The Huckup is a memorial created by the Dresden sculptor Carl Röder in 1905 on the corner of Schuhstrasse and Hoher Weg, i.e. at the southern end of the pedestrian zone in Hildesheim . It illustrates the old Hildesheim legends of the Huckup (High German: "Hock-auf"). Karl Seifart handed down a Huckup saga for Hildesheim from the Ziegenberg near Söhre and a second about a Huckup in the Itzumer Holze. The motif of the stool , which according to folklore research is related to the idea of ​​the revenant , is rationally reinterpreted by the sculptor or by the inscription on the base of the monument in the sense of bourgeois morality. In the statement of the monument, the uncanny elemental being, the stool, becomes a goblin who - embodying the guilty conscience - jumps on thieves' backs. In the representation, which is supposed to serve as a warning to all thieves, a juvenile apple thief is the one who is visited in this way.
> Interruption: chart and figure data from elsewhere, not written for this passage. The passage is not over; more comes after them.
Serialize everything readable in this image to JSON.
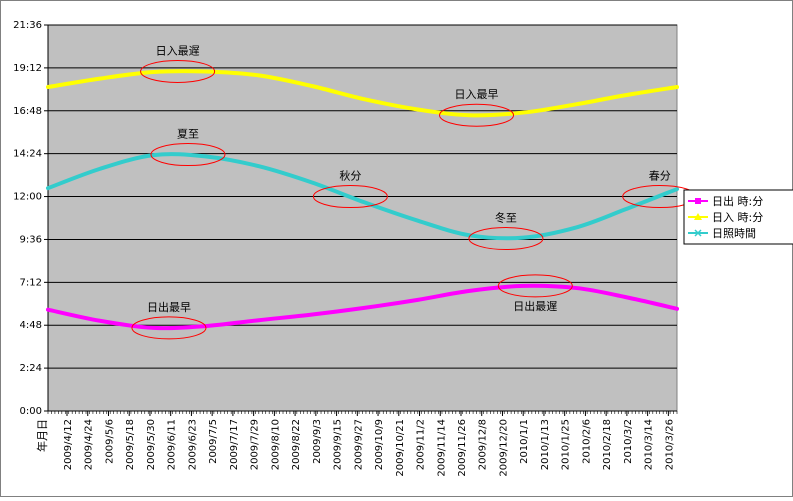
{
  "chart_data": {
    "type": "line",
    "title": "",
    "xlabel": "年月日",
    "ylabel": "",
    "y_unit": "hours (h:mm)",
    "ylim": [
      0,
      21.6
    ],
    "y_ticks": [
      "0:00",
      "2:24",
      "4:48",
      "7:12",
      "9:36",
      "12:00",
      "14:24",
      "16:48",
      "19:12",
      "21:36"
    ],
    "x_range": [
      "2009/4/1",
      "2010/3/31"
    ],
    "x_ticks": [
      "2009/4/12",
      "2009/4/24",
      "2009/5/6",
      "2009/5/18",
      "2009/5/30",
      "2009/6/11",
      "2009/6/23",
      "2009/7/5",
      "2009/7/17",
      "2009/7/29",
      "2009/8/10",
      "2009/8/22",
      "2009/9/3",
      "2009/9/15",
      "2009/9/27",
      "2009/10/9",
      "2009/10/21",
      "2009/11/2",
      "2009/11/14",
      "2009/11/26",
      "2009/12/8",
      "2009/12/20",
      "2010/1/1",
      "2010/1/13",
      "2010/1/25",
      "2010/2/6",
      "2010/2/18",
      "2010/3/2",
      "2010/3/14",
      "2010/3/26"
    ],
    "grid": true,
    "legend_position": "right",
    "plot_background": "#c0c0c0",
    "series": [
      {
        "name": "日出 時:分",
        "color": "#ff00ff",
        "marker": "square",
        "x": [
          "2009/4/1",
          "2009/5/1",
          "2009/6/1",
          "2009/7/1",
          "2009/8/1",
          "2009/9/1",
          "2009/10/1",
          "2009/11/1",
          "2009/12/1",
          "2010/1/1",
          "2010/2/1",
          "2010/3/1",
          "2010/3/31"
        ],
        "values": [
          5.67,
          5.05,
          4.65,
          4.75,
          5.08,
          5.4,
          5.77,
          6.22,
          6.72,
          7.0,
          6.88,
          6.38,
          5.72
        ]
      },
      {
        "name": "日入  時:分",
        "color": "#ffff00",
        "marker": "triangle",
        "x": [
          "2009/4/1",
          "2009/5/1",
          "2009/6/1",
          "2009/7/1",
          "2009/8/1",
          "2009/9/1",
          "2009/10/1",
          "2009/11/1",
          "2009/12/1",
          "2010/1/1",
          "2010/2/1",
          "2010/3/1",
          "2010/3/31"
        ],
        "values": [
          18.13,
          18.6,
          18.97,
          19.0,
          18.78,
          18.18,
          17.45,
          16.87,
          16.55,
          16.7,
          17.17,
          17.67,
          18.13
        ]
      },
      {
        "name": "日照時間",
        "color": "#33cccc",
        "marker": "x",
        "x": [
          "2009/4/1",
          "2009/5/1",
          "2009/6/1",
          "2009/7/1",
          "2009/8/1",
          "2009/9/1",
          "2009/10/1",
          "2009/11/1",
          "2009/12/1",
          "2010/1/1",
          "2010/2/1",
          "2010/3/1",
          "2010/3/31"
        ],
        "values": [
          12.47,
          13.55,
          14.32,
          14.25,
          13.7,
          12.78,
          11.68,
          10.65,
          9.83,
          9.7,
          10.28,
          11.28,
          12.42
        ]
      }
    ],
    "annotations": [
      {
        "label": "日入最遅",
        "x": "2009/6/15",
        "y": 19.0
      },
      {
        "label": "日入最早",
        "x": "2009/12/5",
        "y": 16.55
      },
      {
        "label": "夏至",
        "x": "2009/6/21",
        "y": 14.35
      },
      {
        "label": "秋分",
        "x": "2009/9/23",
        "y": 12.0
      },
      {
        "label": "冬至",
        "x": "2009/12/22",
        "y": 9.65
      },
      {
        "label": "春分",
        "x": "2010/3/21",
        "y": 12.0
      },
      {
        "label": "日出最早",
        "x": "2009/6/10",
        "y": 4.65
      },
      {
        "label": "日出最遅",
        "x": "2010/1/8",
        "y": 7.0
      }
    ]
  }
}
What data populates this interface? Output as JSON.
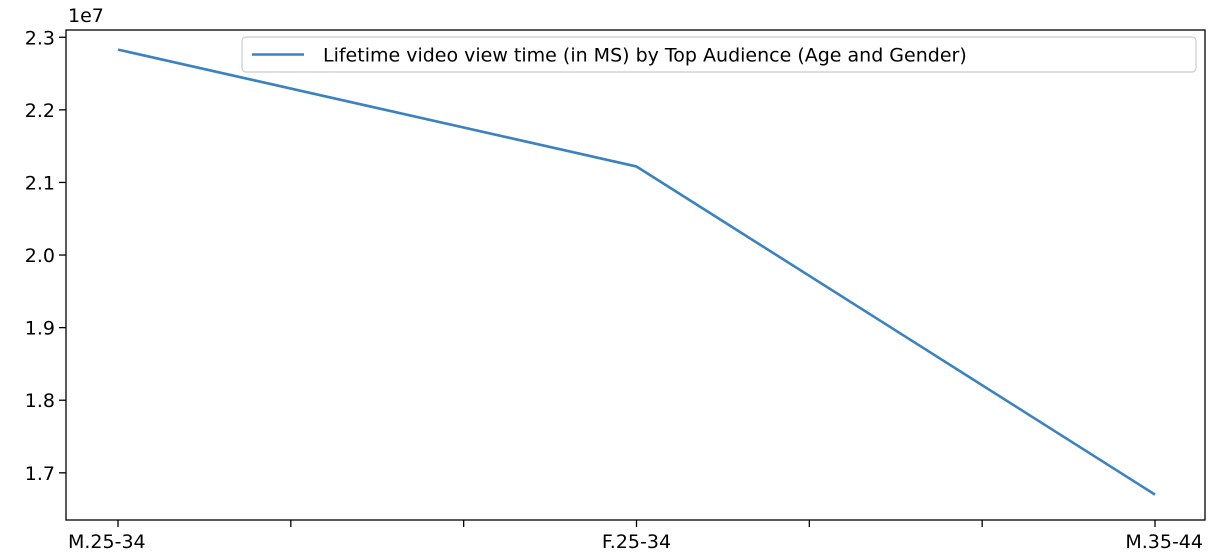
{
  "chart_data": {
    "type": "line",
    "categories": [
      "M.25-34",
      "F.25-34",
      "M.35-44"
    ],
    "x_minor_ticks": 7,
    "series": [
      {
        "name": "Lifetime video view time (in MS) by Top Audience (Age and Gender)",
        "values": [
          22830000,
          21220000,
          16700000
        ],
        "color": "#3b82c0"
      }
    ],
    "y_offset_label": "1e7",
    "y_scale": 10000000,
    "ylim": [
      1.635,
      2.31
    ],
    "yticks": [
      1.7,
      1.8,
      1.9,
      2.0,
      2.1,
      2.2,
      2.3
    ],
    "ytick_labels": [
      "1.7",
      "1.8",
      "1.9",
      "2.0",
      "2.1",
      "2.2",
      "2.3"
    ],
    "legend_position": "top-right",
    "grid": false
  }
}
The inscription on the base, written in Hildesheimer Platt , reads:

Boy, lat dei Appels stahn
Sweet packet deck dei Huckup.
The Huckup is a strong bug
Do evil judgment with dei Stehldeifs.

Web links

Individual evidence

  1. Karl Seifart: Legends, fairy tales, tales and customs from the city and monastery of Hildesheim. Göttingen 1854, p. 6 ff.